As usual see his lovely article for further details. Our hope is that they could one day be used to help us with our cancellation problems.

## Tricks

I thought that we might look at two other strategies that can be used in complexity theory, and that might have some more general applications.

${\bullet }$ Volume trick

Ben Cousins and Santosh Vempala recently wrote an intricate paper involving integrals that compute volumes. At its heart however is a simple idea. This is represent a volume ${V}$ in the form

$\displaystyle V = \frac{A_{1}}{A_{2}} \cdot \frac{A_{2}}{A_{3}} \cdots \frac{A_{m-1}}{A_{m}},$

where ${A_m}$ is the hard quantity that we really want to compute. The trick is to select the other ${A_{i}}$‘s in a clever way so that each ratio is not hard to approximate. Yet the cancellation yields that

$\displaystyle V = A_{1} / A_{m}.$

If ${A_{1}}$ is simple, and if we have another way to estimate ${V}$, then we get an approximation for the hard to compute ${A_{m}}$.

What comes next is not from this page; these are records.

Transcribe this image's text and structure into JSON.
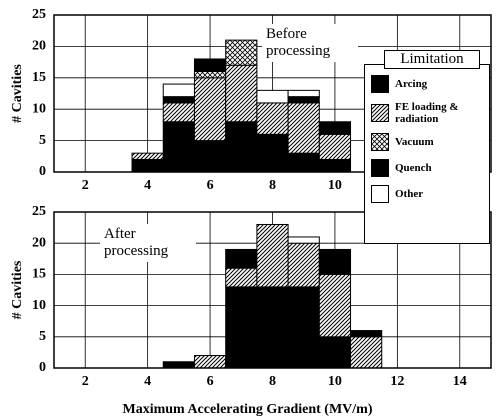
{
  "chart_data": [
    {
      "type": "histogram",
      "ylabel": "# Cavities",
      "annotation": "Before processing",
      "bins": [
        3.5,
        4.5,
        5.5,
        6.5,
        7.5,
        8.5,
        9.5,
        10.5
      ],
      "series": [
        {
          "name": "Arcing",
          "fill": "#000000",
          "values": [
            0,
            1,
            2,
            0,
            0,
            1,
            2
          ]
        },
        {
          "name": "FE loading & radiation",
          "fill": "url(#diag)",
          "values": [
            1,
            3,
            10,
            9,
            5,
            8,
            4
          ]
        },
        {
          "name": "Vacuum",
          "fill": "url(#cross)",
          "values": [
            0,
            0,
            1,
            4,
            0,
            0,
            0
          ]
        },
        {
          "name": "Quench",
          "fill": "#000000",
          "values": [
            2,
            8,
            5,
            8,
            6,
            3,
            2
          ]
        },
        {
          "name": "Other",
          "fill": "#ffffff",
          "values": [
            0,
            2,
            0,
            0,
            2,
            1,
            0
          ]
        }
      ],
      "xlim": [
        1,
        15
      ],
      "ylim": [
        0,
        25
      ],
      "xticks": [
        2,
        4,
        6,
        8,
        10,
        12,
        14
      ],
      "yticks": [
        0,
        5,
        10,
        15,
        20,
        25
      ]
    },
    {
      "type": "histogram",
      "ylabel": "# Cavities",
      "annotation": "After processing",
      "xlabel": "Maximum Accelerating Gradient (MV/m)",
      "bins": [
        4.5,
        5.5,
        6.5,
        7.5,
        8.5,
        9.5,
        10.5,
        11.5
      ],
      "series": [
        {
          "fill": "#000000",
          "values": [
            0,
            0,
            3,
            0,
            0,
            4,
            1
          ]
        },
        {
          "fill": "url(#diag)",
          "values": [
            0,
            2,
            3,
            10,
            7,
            10,
            5
          ]
        },
        {
          "fill": "url(#cross)",
          "values": [
            0,
            0,
            0,
            0,
            0,
            0,
            0
          ]
        },
        {
          "fill": "#000000",
          "values": [
            1,
            0,
            13,
            13,
            13,
            5,
            0
          ]
        },
        {
          "fill": "#ffffff",
          "values": [
            0,
            0,
            0,
            0,
            1,
            0,
            0
          ]
        }
      ],
      "xlim": [
        1,
        15
      ],
      "ylim": [
        0,
        25
      ],
      "xticks": [
        2,
        4,
        6,
        8,
        10,
        12,
        14
      ],
      "yticks": [
        0,
        5,
        10,
        15,
        20,
        25
      ]
    }
  ],
  "legend": {
    "title": "Limitation"
  }
}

${\bullet }$ Sampling trick

Let ${S = \sum_{k} a_{k}}$ and ${R = \sum_{k} a_{k}r(k) }$ where ${r(k)}$ is a random function with expectation ${p>0}$. Then we know that ${S}$ is equal to ${E[R]/p}$. Note that this does not need the values ${r(k)}$ to be independent.

Can we use this idea to actually compute a tough sum? The sums we have in mind are inner products

$\displaystyle \langle X,Y \rangle = \sum_k \bar{x}_k y_k,$

where the vectors ${X}$ and ${Y}$ are exponentially long but have useful properties. They might be succinct or might carry a promised condition such as we discussed in connection with an identity proved by Joseph Lagrange.

Both cases arise in problems of simulating quantum computations. Our hope is that the regularities in these cases enable one to restrict the ways in which cancellations can occur. A clever choice of dependence in the ${r(k)}$ values then might interact with these restrictions. Well, at this point it is just an idea. Surveying things that boil down to this kind of idea could be another post, but for now we can invite you the readers to comment on your favorite examples.

## Open Problems

Can we delineate methods for dealing with cancellations, also when we don’t need to estimate a sum closely but only prove it is positive?

[fixed omission of NP-oracle for Stockmeyer randomized counting]

1. August 28, 2015 1:20 am

No need to bitch about, “some” SATs are linearly satisfiable, not only 2-SAT but also all renamable-Horn; http://citeseerx.ist.psu.edu/viewdoc/summary?doi=10.1.1.36.1930

• August 31, 2015 11:29 am

Thanks very much—thinking backward from the mentioned result with Dick, I forgot about the NP-oracle condition. We’re still not sure of exactly how best to put it.